The detection and subsequent isolation of a faulty power line requires the transmission and reception over some communication medium, of a so-called "trip" signal indicating that a fault has occurred. Under normal or non-fault operating conditions, a second or "guard" signal is transmitted and received as indicative of such operation. Typically the trip and guard signals are the same in amplitude but predeterminably vary in frequency within a designated frequency channel. The equipment which codes the "trip" signal for transmission over the communication channel and decodes the received signal to a "trip" output alarm is called a protective relaying modem.

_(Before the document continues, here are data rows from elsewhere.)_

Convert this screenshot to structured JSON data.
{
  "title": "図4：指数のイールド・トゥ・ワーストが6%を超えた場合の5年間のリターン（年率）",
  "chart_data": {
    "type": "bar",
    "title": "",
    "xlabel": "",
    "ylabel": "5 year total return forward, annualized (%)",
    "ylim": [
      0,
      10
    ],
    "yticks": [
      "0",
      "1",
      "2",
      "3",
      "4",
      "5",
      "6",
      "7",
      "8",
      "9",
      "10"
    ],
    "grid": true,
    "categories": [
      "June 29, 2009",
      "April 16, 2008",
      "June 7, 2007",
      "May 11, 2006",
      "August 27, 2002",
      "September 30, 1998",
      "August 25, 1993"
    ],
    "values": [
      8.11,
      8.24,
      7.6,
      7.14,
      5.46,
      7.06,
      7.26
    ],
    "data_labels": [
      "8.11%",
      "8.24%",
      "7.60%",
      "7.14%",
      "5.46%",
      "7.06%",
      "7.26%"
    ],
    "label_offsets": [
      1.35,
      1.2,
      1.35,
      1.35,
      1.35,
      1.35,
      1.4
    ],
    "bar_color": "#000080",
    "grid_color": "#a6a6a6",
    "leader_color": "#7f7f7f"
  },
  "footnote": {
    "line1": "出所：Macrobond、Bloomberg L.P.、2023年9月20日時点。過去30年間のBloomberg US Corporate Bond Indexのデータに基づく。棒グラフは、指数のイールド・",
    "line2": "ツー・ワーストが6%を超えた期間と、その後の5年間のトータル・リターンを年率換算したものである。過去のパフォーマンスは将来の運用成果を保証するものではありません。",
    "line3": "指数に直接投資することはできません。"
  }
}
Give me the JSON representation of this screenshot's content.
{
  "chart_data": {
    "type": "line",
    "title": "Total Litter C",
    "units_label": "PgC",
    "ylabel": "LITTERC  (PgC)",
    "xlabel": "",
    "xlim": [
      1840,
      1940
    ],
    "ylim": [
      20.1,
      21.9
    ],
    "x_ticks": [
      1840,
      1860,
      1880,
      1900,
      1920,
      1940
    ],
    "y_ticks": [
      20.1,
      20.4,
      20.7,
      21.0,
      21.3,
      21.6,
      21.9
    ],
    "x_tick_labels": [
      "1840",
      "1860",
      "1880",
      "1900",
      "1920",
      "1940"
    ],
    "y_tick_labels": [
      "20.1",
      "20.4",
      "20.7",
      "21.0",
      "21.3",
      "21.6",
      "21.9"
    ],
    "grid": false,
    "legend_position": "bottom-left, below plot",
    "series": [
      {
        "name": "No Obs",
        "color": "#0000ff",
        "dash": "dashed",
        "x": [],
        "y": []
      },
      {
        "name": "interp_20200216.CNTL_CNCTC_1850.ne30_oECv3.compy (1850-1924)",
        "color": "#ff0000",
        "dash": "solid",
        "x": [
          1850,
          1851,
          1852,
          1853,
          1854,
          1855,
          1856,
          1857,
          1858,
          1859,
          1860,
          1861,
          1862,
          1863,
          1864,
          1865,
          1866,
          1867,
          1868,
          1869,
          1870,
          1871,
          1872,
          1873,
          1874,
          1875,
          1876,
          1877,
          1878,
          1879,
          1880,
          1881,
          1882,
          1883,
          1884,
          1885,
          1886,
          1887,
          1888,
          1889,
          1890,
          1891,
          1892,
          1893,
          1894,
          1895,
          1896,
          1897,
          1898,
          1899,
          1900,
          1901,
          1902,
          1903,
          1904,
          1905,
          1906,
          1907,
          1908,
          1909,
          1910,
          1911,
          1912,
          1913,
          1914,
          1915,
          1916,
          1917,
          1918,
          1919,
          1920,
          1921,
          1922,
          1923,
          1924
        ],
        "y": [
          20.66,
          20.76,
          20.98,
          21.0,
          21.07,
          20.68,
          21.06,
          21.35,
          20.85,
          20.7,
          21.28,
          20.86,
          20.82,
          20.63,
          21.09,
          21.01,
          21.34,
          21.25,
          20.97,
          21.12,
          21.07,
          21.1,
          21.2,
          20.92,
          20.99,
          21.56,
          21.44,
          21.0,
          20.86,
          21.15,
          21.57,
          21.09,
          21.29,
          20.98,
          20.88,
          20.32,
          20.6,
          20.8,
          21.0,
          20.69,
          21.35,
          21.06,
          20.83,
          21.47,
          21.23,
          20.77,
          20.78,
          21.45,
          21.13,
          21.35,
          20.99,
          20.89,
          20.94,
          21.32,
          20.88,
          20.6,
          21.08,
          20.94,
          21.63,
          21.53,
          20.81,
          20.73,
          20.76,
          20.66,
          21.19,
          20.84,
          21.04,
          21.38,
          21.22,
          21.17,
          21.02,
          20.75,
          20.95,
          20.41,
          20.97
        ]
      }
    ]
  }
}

At the receiving location, the conventional technique has been to pass the received, composite signal through a narrow bandpass L-C filter to reject frequency channels not under consideration, and then utilizing frequency selective circuits such as discriminators, recover the modulation signals. The L-C type filter, in particular, has the disadvantage of being very bulky in size in addition to requiring, for overall frequency stability in the receiver, temperature compensation which is very complex and thus expensive to attain.
An additional problem faced by these prior receivers is that they are always subject to bursts of electronic noise which could generate a pseudo trip condition. The existence of this detrimental noise is dependent upon the particular location and environment in which the receiver is used and the internal characteristics of the receiver itself. It is also known that a receiver's susceptibility to noise is inversely proportional to the amount of time allocated to detect a fault signal before a fault condition is indicated and acted upon. Keeping in mind that it is desired to detect a fault as soon as it occurs, it is clear that for certain environments a shorter detection time can be utilized to render dependable information, while in other so-called noisy environments a longer detection time is required for dependability of detection. The ability of the receiver to efficiently adapt to various noise generating environments has not heretofore been available.
It is, therefore, desirable to provide a communication receiver which dependably detects a trip signal (indicating for example a phase or ground fault on a power transmission line), is adaptable for efficient use in various noise generating environments and which is susceptible of being placed into operation with as few critically controlling parameters as possible.